Notes sur la scénographie
Mise en scène de référence, celle de Stéphane Braunschweig, créée au Théâtre national de Strasbourg en 2008, dont l’exceptionnelle scénographie est notamment restée dans les mémoires, cette maison moderne et austère dont le sol semble s’affaisser au cours de la représentation pour découvrir des murs lépreux, une « maison-prison qui devient peu à peu cauchemardesque » et qui donne « la sensation qu’on est de plus en plus enfermé dans le rapport subjectif au monde, qu’on est dans la prison des affects et des rapports intimes, familiaux, et qu’on ne ferait que s’y enfoncer si, finalement, il n’y avait pas du dehors » (Benhamou, 2012, p. 184).
Une scénographie peut-elle à elle seule révéler les névroses d’un personnage, le refoulement de ses désirs, voire les failles de toute une famille ? En montrant que le vaste salon blanc d’Orgon repose sur des fondements pourris qui en font bientôt un cachot aux murs lépreux, en dévoilant de manière spectaculaire la situation d’enfermement et de frustration dans laquelle les membres de la famille se trouvent pris, et en inventant une descente aux enfers résolument concrète, Stéphane Braunschweig en fait la démonstration éclatante.
La scénographie représente la maison d’Orgon.
L’atmosphère est à la fois moderne et monastique.

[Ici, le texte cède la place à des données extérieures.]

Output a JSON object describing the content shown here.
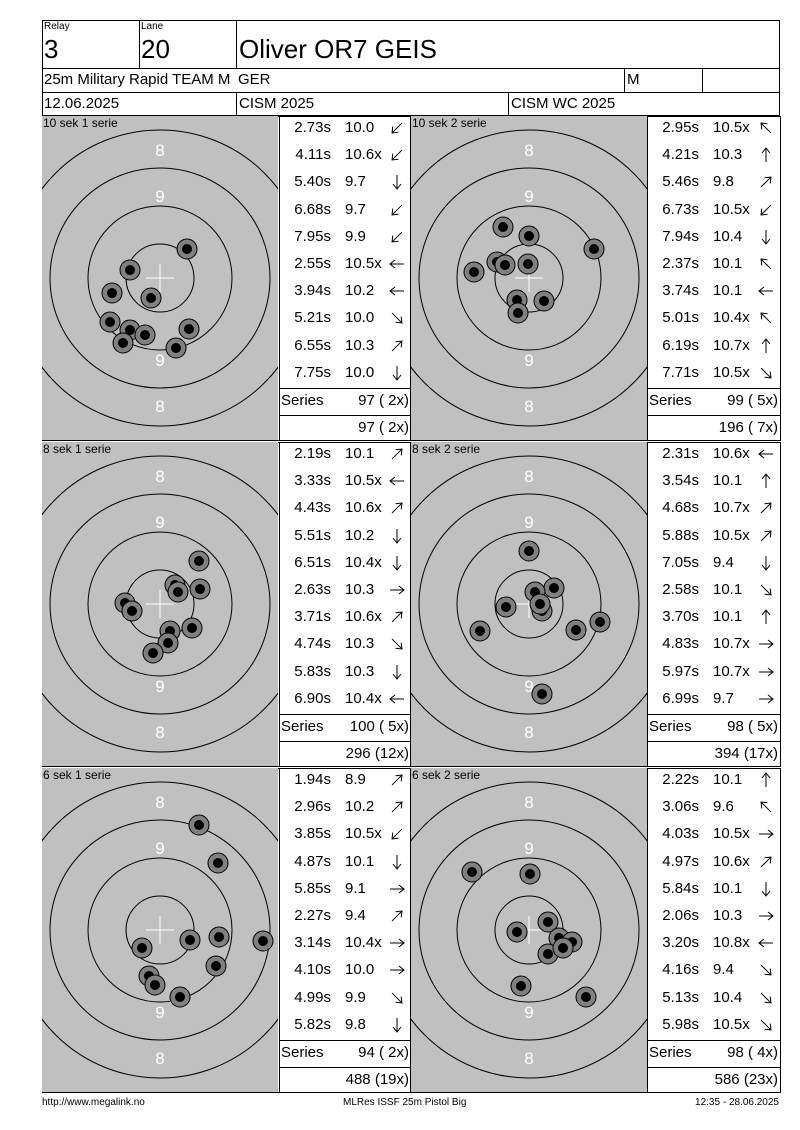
{
  "header": {
    "relay_label": "Relay",
    "relay_value": "3",
    "lane_label": "Lane",
    "lane_value": "20",
    "shooter_name": "Oliver OR7 GEIS",
    "event": "25m Military Rapid TEAM M",
    "nation": "GER",
    "category": "M",
    "date": "12.06.2025",
    "competition": "CISM 2025",
    "match": "CISM WC 2025"
  },
  "series_label": "Series",
  "panels": [
    {
      "title": "10 sek 1 serie",
      "series_total": "97 ( 2x)",
      "cumulative": "97 ( 2x)",
      "shots": [
        {
          "time": "2.73s",
          "score": "10.0",
          "dir": "sw"
        },
        {
          "time": "4.11s",
          "score": "10.6x",
          "dir": "sw"
        },
        {
          "time": "5.40s",
          "score": "9.7",
          "dir": "s"
        },
        {
          "time": "6.68s",
          "score": "9.7",
          "dir": "sw"
        },
        {
          "time": "7.95s",
          "score": "9.9",
          "dir": "sw"
        },
        {
          "time": "2.55s",
          "score": "10.5x",
          "dir": "w"
        },
        {
          "time": "3.94s",
          "score": "10.2",
          "dir": "w"
        },
        {
          "time": "5.21s",
          "score": "10.0",
          "dir": "se"
        },
        {
          "time": "6.55s",
          "score": "10.3",
          "dir": "ne"
        },
        {
          "time": "7.75s",
          "score": "10.0",
          "dir": "s"
        }
      ],
      "hits": [
        [
          187,
          249
        ],
        [
          130,
          270
        ],
        [
          112,
          293
        ],
        [
          151,
          298
        ],
        [
          110,
          322
        ],
        [
          130,
          330
        ],
        [
          145,
          335
        ],
        [
          123,
          343
        ],
        [
          176,
          348
        ],
        [
          189,
          329
        ]
      ]
    },
    {
      "title": "10 sek 2 serie",
      "series_total": "99 ( 5x)",
      "cumulative": "196 ( 7x)",
      "shots": [
        {
          "time": "2.95s",
          "score": "10.5x",
          "dir": "nw"
        },
        {
          "time": "4.21s",
          "score": "10.3",
          "dir": "n"
        },
        {
          "time": "5.46s",
          "score": "9.8",
          "dir": "ne"
        },
        {
          "time": "6.73s",
          "score": "10.5x",
          "dir": "sw"
        },
        {
          "time": "7.94s",
          "score": "10.4",
          "dir": "s"
        },
        {
          "time": "2.37s",
          "score": "10.1",
          "dir": "nw"
        },
        {
          "time": "3.74s",
          "score": "10.1",
          "dir": "w"
        },
        {
          "time": "5.01s",
          "score": "10.4x",
          "dir": "nw"
        },
        {
          "time": "6.19s",
          "score": "10.7x",
          "dir": "n"
        },
        {
          "time": "7.71s",
          "score": "10.5x",
          "dir": "se"
        }
      ],
      "hits": [
        [
          503,
          227
        ],
        [
          529,
          236
        ],
        [
          594,
          249
        ],
        [
          497,
          262
        ],
        [
          528,
          264
        ],
        [
          474,
          272
        ],
        [
          517,
          300
        ],
        [
          544,
          301
        ],
        [
          518,
          313
        ],
        [
          505,
          265
        ]
      ]
    },
    {
      "title": "8 sek 1 serie",
      "series_total": "100 ( 5x)",
      "cumulative": "296 (12x)",
      "shots": [
        {
          "time": "2.19s",
          "score": "10.1",
          "dir": "ne"
        },
        {
          "time": "3.33s",
          "score": "10.5x",
          "dir": "w"
        },
        {
          "time": "4.43s",
          "score": "10.6x",
          "dir": "ne"
        },
        {
          "time": "5.51s",
          "score": "10.2",
          "dir": "s"
        },
        {
          "time": "6.51s",
          "score": "10.4x",
          "dir": "s"
        },
        {
          "time": "2.63s",
          "score": "10.3",
          "dir": "e"
        },
        {
          "time": "3.71s",
          "score": "10.6x",
          "dir": "ne"
        },
        {
          "time": "4.74s",
          "score": "10.3",
          "dir": "se"
        },
        {
          "time": "5.83s",
          "score": "10.3",
          "dir": "s"
        },
        {
          "time": "6.90s",
          "score": "10.4x",
          "dir": "w"
        }
      ],
      "hits": [
        [
          199,
          561
        ],
        [
          175,
          585
        ],
        [
          200,
          589
        ],
        [
          125,
          603
        ],
        [
          132,
          611
        ],
        [
          192,
          628
        ],
        [
          170,
          631
        ],
        [
          168,
          643
        ],
        [
          153,
          653
        ],
        [
          178,
          592
        ]
      ]
    },
    {
      "title": "8 sek 2 serie",
      "series_total": "98 ( 5x)",
      "cumulative": "394 (17x)",
      "shots": [
        {
          "time": "2.31s",
          "score": "10.6x",
          "dir": "w"
        },
        {
          "time": "3.54s",
          "score": "10.1",
          "dir": "n"
        },
        {
          "time": "4.68s",
          "score": "10.7x",
          "dir": "ne"
        },
        {
          "time": "5.88s",
          "score": "10.5x",
          "dir": "ne"
        },
        {
          "time": "7.05s",
          "score": "9.4",
          "dir": "s"
        },
        {
          "time": "2.58s",
          "score": "10.1",
          "dir": "se"
        },
        {
          "time": "3.70s",
          "score": "10.1",
          "dir": "n"
        },
        {
          "time": "4.83s",
          "score": "10.7x",
          "dir": "e"
        },
        {
          "time": "5.97s",
          "score": "10.7x",
          "dir": "e"
        },
        {
          "time": "6.99s",
          "score": "9.7",
          "dir": "e"
        }
      ],
      "hits": [
        [
          529,
          551
        ],
        [
          554,
          588
        ],
        [
          535,
          592
        ],
        [
          506,
          607
        ],
        [
          542,
          611
        ],
        [
          576,
          630
        ],
        [
          600,
          622
        ],
        [
          480,
          631
        ],
        [
          542,
          694
        ],
        [
          540,
          604
        ]
      ]
    },
    {
      "title": "6 sek 1 serie",
      "series_total": "94 ( 2x)",
      "cumulative": "488 (19x)",
      "shots": [
        {
          "time": "1.94s",
          "score": "8.9",
          "dir": "ne"
        },
        {
          "time": "2.96s",
          "score": "10.2",
          "dir": "ne"
        },
        {
          "time": "3.85s",
          "score": "10.5x",
          "dir": "sw"
        },
        {
          "time": "4.87s",
          "score": "10.1",
          "dir": "s"
        },
        {
          "time": "5.85s",
          "score": "9.1",
          "dir": "e"
        },
        {
          "time": "2.27s",
          "score": "9.4",
          "dir": "ne"
        },
        {
          "time": "3.14s",
          "score": "10.4x",
          "dir": "e"
        },
        {
          "time": "4.10s",
          "score": "10.0",
          "dir": "e"
        },
        {
          "time": "4.99s",
          "score": "9.9",
          "dir": "se"
        },
        {
          "time": "5.82s",
          "score": "9.8",
          "dir": "s"
        }
      ],
      "hits": [
        [
          199,
          825
        ],
        [
          218,
          863
        ],
        [
          142,
          948
        ],
        [
          190,
          940
        ],
        [
          219,
          937
        ],
        [
          263,
          941
        ],
        [
          216,
          966
        ],
        [
          149,
          976
        ],
        [
          155,
          985
        ],
        [
          180,
          997
        ]
      ]
    },
    {
      "title": "6 sek 2 serie",
      "series_total": "98 ( 4x)",
      "cumulative": "586 (23x)",
      "shots": [
        {
          "time": "2.22s",
          "score": "10.1",
          "dir": "n"
        },
        {
          "time": "3.06s",
          "score": "9.6",
          "dir": "nw"
        },
        {
          "time": "4.03s",
          "score": "10.5x",
          "dir": "e"
        },
        {
          "time": "4.97s",
          "score": "10.6x",
          "dir": "ne"
        },
        {
          "time": "5.84s",
          "score": "10.1",
          "dir": "s"
        },
        {
          "time": "2.06s",
          "score": "10.3",
          "dir": "e"
        },
        {
          "time": "3.20s",
          "score": "10.8x",
          "dir": "w"
        },
        {
          "time": "4.16s",
          "score": "9.4",
          "dir": "se"
        },
        {
          "time": "5.13s",
          "score": "10.4",
          "dir": "se"
        },
        {
          "time": "5.98s",
          "score": "10.5x",
          "dir": "se"
        }
      ],
      "hits": [
        [
          472,
          872
        ],
        [
          530,
          874
        ],
        [
          548,
          922
        ],
        [
          517,
          932
        ],
        [
          559,
          938
        ],
        [
          572,
          942
        ],
        [
          548,
          954
        ],
        [
          563,
          948
        ],
        [
          521,
          986
        ],
        [
          586,
          997
        ]
      ]
    }
  ],
  "footer": {
    "url": "http://www.megalink.no",
    "software": "MLRes ISSF 25m Pistol Big",
    "timestamp": "12:35 - 28.06.2025"
  }
}
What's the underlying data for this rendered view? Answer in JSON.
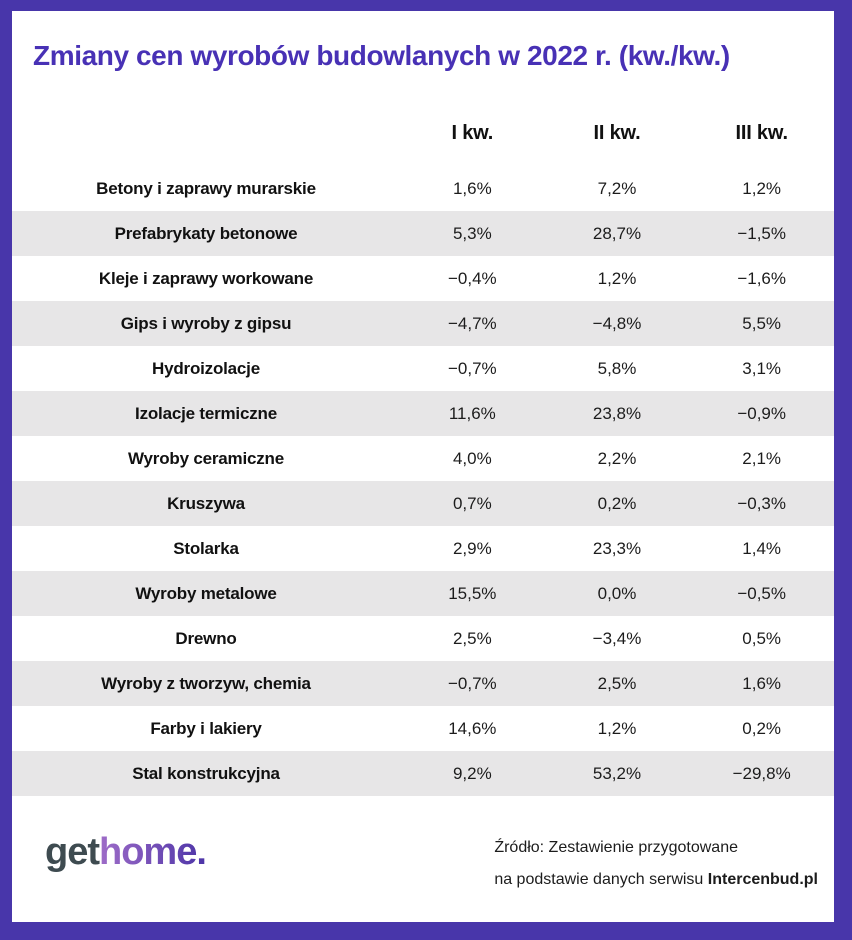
{
  "title": "Zmiany cen wyrobów budowlanych w 2022 r. (kw./kw.)",
  "table": {
    "columns": [
      "I kw.",
      "II kw.",
      "III kw."
    ],
    "rows": [
      {
        "label": "Betony i zaprawy murarskie",
        "values": [
          "1,6%",
          "7,2%",
          "1,2%"
        ]
      },
      {
        "label": "Prefabrykaty betonowe",
        "values": [
          "5,3%",
          "28,7%",
          "−1,5%"
        ]
      },
      {
        "label": "Kleje i zaprawy workowane",
        "values": [
          "−0,4%",
          "1,2%",
          "−1,6%"
        ]
      },
      {
        "label": "Gips i wyroby z gipsu",
        "values": [
          "−4,7%",
          "−4,8%",
          "5,5%"
        ]
      },
      {
        "label": "Hydroizolacje",
        "values": [
          "−0,7%",
          "5,8%",
          "3,1%"
        ]
      },
      {
        "label": "Izolacje termiczne",
        "values": [
          "11,6%",
          "23,8%",
          "−0,9%"
        ]
      },
      {
        "label": "Wyroby ceramiczne",
        "values": [
          "4,0%",
          "2,2%",
          "2,1%"
        ]
      },
      {
        "label": "Kruszywa",
        "values": [
          "0,7%",
          "0,2%",
          "−0,3%"
        ]
      },
      {
        "label": "Stolarka",
        "values": [
          "2,9%",
          "23,3%",
          "1,4%"
        ]
      },
      {
        "label": "Wyroby metalowe",
        "values": [
          "15,5%",
          "0,0%",
          "−0,5%"
        ]
      },
      {
        "label": "Drewno",
        "values": [
          "2,5%",
          "−3,4%",
          "0,5%"
        ]
      },
      {
        "label": "Wyroby z tworzyw, chemia",
        "values": [
          "−0,7%",
          "2,5%",
          "1,6%"
        ]
      },
      {
        "label": "Farby i lakiery",
        "values": [
          "14,6%",
          "1,2%",
          "0,2%"
        ]
      },
      {
        "label": "Stal konstrukcyjna",
        "values": [
          "9,2%",
          "53,2%",
          "−29,8%"
        ]
      }
    ]
  },
  "footer": {
    "logo_part1": "get",
    "logo_part2": "home.",
    "source_line1": "Źródło: Zestawienie przygotowane",
    "source_line2_prefix": "na podstawie danych serwisu ",
    "source_line2_bold": "Intercenbud.pl"
  },
  "colors": {
    "border_purple": "#4836aa",
    "title_purple": "#4831b5",
    "row_alt_gray": "#e7e6e7",
    "text_black": "#111111",
    "logo_get": "#3e4b50",
    "logo_home_gradient_start": "#9e6cc8",
    "logo_home_gradient_end": "#4c34a7"
  },
  "chart_data": {
    "type": "table",
    "title": "Zmiany cen wyrobów budowlanych w 2022 r. (kw./kw.)",
    "unit": "%",
    "categories": [
      "Betony i zaprawy murarskie",
      "Prefabrykaty betonowe",
      "Kleje i zaprawy workowane",
      "Gips i wyroby z gipsu",
      "Hydroizolacje",
      "Izolacje termiczne",
      "Wyroby ceramiczne",
      "Kruszywa",
      "Stolarka",
      "Wyroby metalowe",
      "Drewno",
      "Wyroby z tworzyw, chemia",
      "Farby i lakiery",
      "Stal konstrukcyjna"
    ],
    "series": [
      {
        "name": "I kw.",
        "values": [
          1.6,
          5.3,
          -0.4,
          -4.7,
          -0.7,
          11.6,
          4.0,
          0.7,
          2.9,
          15.5,
          2.5,
          -0.7,
          14.6,
          9.2
        ]
      },
      {
        "name": "II kw.",
        "values": [
          7.2,
          28.7,
          1.2,
          -4.8,
          5.8,
          23.8,
          2.2,
          0.2,
          23.3,
          0.0,
          -3.4,
          2.5,
          1.2,
          53.2
        ]
      },
      {
        "name": "III kw.",
        "values": [
          1.2,
          -1.5,
          -1.6,
          5.5,
          3.1,
          -0.9,
          2.1,
          -0.3,
          1.4,
          -0.5,
          0.5,
          1.6,
          0.2,
          -29.8
        ]
      }
    ],
    "source": "Źródło: Zestawienie przygotowane na podstawie danych serwisu Intercenbud.pl"
  }
}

Quelques éléments high-tech
dans un espace qui évoque un couvent ou une prison. Dès le début, on doit
sentir une atmosphère de frustration, et par conséquent de désirs secrets ou
clandestins.
Le sol est un plancher trapézoïdal, en perspective selon les lignes de fuite
des murs latéraux ; son aspect est « pauvre », comme
un plancher qu’on pourrait trouver dans une église ou un couvent :
planches de bois gris clair, aucun cirage.
Les murs, blancs, plâtreux, s’élèvent à 5 m, et tout l’espace est
recouvert d’un plafond blanc.
Dans la partie haute, une rangée de petites fenêtres avec des grilles permet à
la lumière extérieure de rentrer dans la pièce. En revanche, personne ne peut
regarder par les fenêtres, donc le monde extérieur est en quelque sorte
condamné, tandis que le « ciel » pèse sur tous.
Dans la partie basse des murs, deux ouvertures dans les murs latéraux laissent
deviner un couloir qui longe le mur du fond. Dans celui-ci, deux petites portes
en bois comme des portes de cellule sont situées dans la partie Jardin, donnant
accès aux chambres de Marianne et Damis. De l’autre côté, une porte identique
ouvre sur la chambre de Dorine. Dans le mur latéral Cour, une double porte
donne accès à la chambre de Tartuffe. Dans le mur latéral Jardin, une porte à
un seul battant et qu’on devine blindée donne sur l’extérieur.
Sur la partie Cour du mur du fond, accroché comme un tableau, un écran plasma.
Seul meuble au début de l’acte 1, un fauteuil en cuir très confortable et pouvant
tourner sur lui même est placé en face du téléviseur (donc de dos pour nous). A l’acte 3, le fauteuil
en cuir disparaît et laisse la place contre le mur de Cour à une table
recouverte d’une nappe blanche surmontée d’une croix (une sorte d’autel) et à deux
chaises d’église.
Avant la première rencontre de Tartuffe et Elmire, les murs se mettent à monter
d’environ 2 mètres, de sorte qu’on a un peu l’impression d’être descendu à
la cave ou dans une crypte. Les murs sont d’ailleurs plus sales et abîmés dans
leur partie basse. Seul accès dans l’espace à présent, un petit escalier
débouchant par une ouverture dans la paroi du fond, légèrement décalé à Cour.
Toutes les autres portes et couloirs donnent maintenant sur le vide, et les
fenêtres sont encore plus éloignées du sol.
Pendant la fameuse scène de la table, cauchemar d’Orgon, les murs s’élèvent
encore de 2 mètres, l’espace devenant de plus en plus onirique :
cette fois plus aucun accès vers l’extérieur, de sorte qu’au dernier acte toute
la famille a l’air prise au piège entre ces 3 murs très sales et aveugles. On
est comme au fond d’un puits, ou de l’enfer.